The Expectant Father
by Armin A. Brott, Armin A. Brott

I've been reading over this book that my sister gave me about being a father. I've been reading it because in eight short months (well, a little less), that's what I'll be. My fiance and I were swimming a few days after we watched the little pink line appear on the test - affirming our intuitions. While we were swimming I thought of how lucky I was to have this woman, who is going to be the warmest and most joyful mother on earth, swimming with me. I thought of the peanut-sized life swimming inside her. And because it was a beautiful day - sunsplashed and sweltering - I realized that the baby swimming in her was the luckiest life in the world because even though its mind cannot imagine a world as beautiful as this, the inner world in holding it is an equally radiant mystery in its own way, to me.

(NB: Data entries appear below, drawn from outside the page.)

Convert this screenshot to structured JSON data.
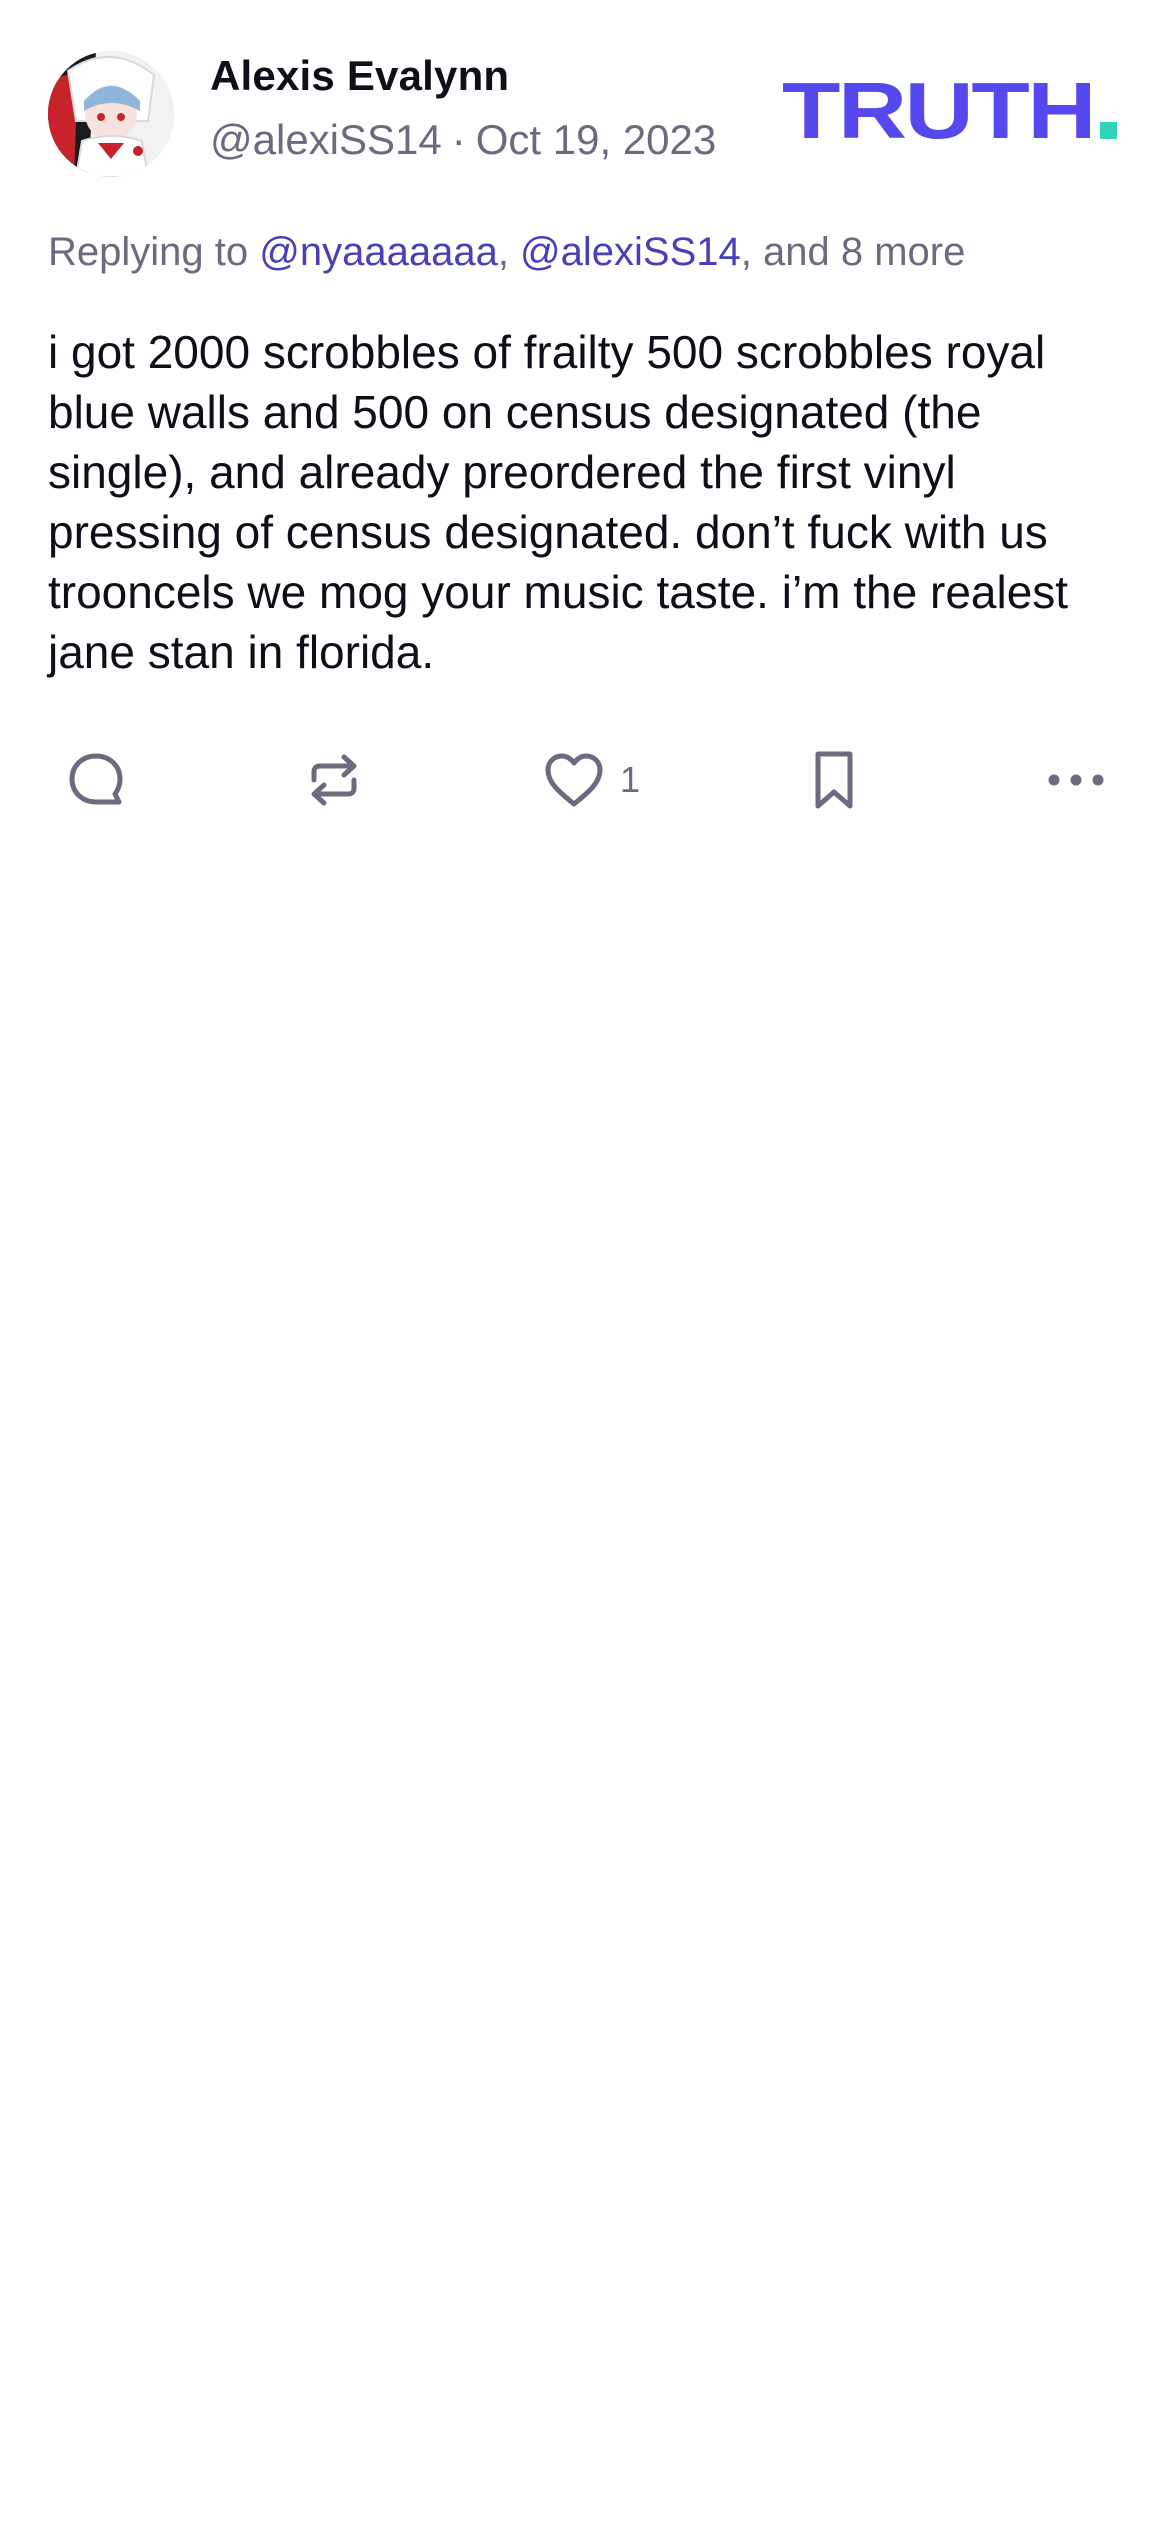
{
  "post": {
    "author": {
      "display_name": "Alexis Evalynn",
      "handle": "@alexiSS14",
      "date": "Oct 19, 2023",
      "separator": "·"
    },
    "logo": {
      "text": "TRUTH",
      "text_color": "#5448ee",
      "dot_color": "#2fd4b8"
    },
    "reply": {
      "prefix": "Replying to ",
      "mentions": [
        "@nyaaaaaaa",
        "@alexiSS14"
      ],
      "comma": ", ",
      "suffix": ", and 8 more"
    },
    "text": "i got 2000 scrobbles of frailty 500 scrobbles royal blue walls and 500 on census designated (the single), and already preordered the first vinyl pressing of census designated. don’t fuck with us trooncels we mog your music taste. i’m the realest jane stan in florida.",
    "actions": {
      "reply_icon": "comment-icon",
      "retruth_icon": "repost-icon",
      "like_icon": "heart-icon",
      "like_count": "1",
      "bookmark_icon": "bookmark-icon",
      "more_icon": "more-icon"
    }
  },
  "colors": {
    "text_primary": "#0f0f1a",
    "text_secondary": "#6b6b80",
    "mention": "#4a3fb8",
    "icon": "#6b6b80"
  }
}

The book was, however, less of a magical experience. It holds imoportant reminders such as: Be nice to each other and Babies are expensive. Sucking the joy out of the walls doesn't fully express the tiresome sections on finance and scheduling for prenatal visits. One of the problems with reading a book like this so early is, of course, the nagging fear that the author plays on. Namely: You aren't ready to be a father. But some of the fears the book brings up are too strange for me to comprehend. For example, the book repeatedly points out that 60% of all fathers have the irrational fear that the child might not be their own - a suspicion which could never cross my overwhelmingly joy-addled mind. I am amazed by all of this too much for my mind to really hold, and too dizzy to read anything but poems with what can be called clarity. I opened up Malena Morling's collection Ocean Avenue instead, in which clouds take the shape of our inner workings, where the lit dust falling between city buildings is the marriage of space and time, and that, finally, started to make some sense.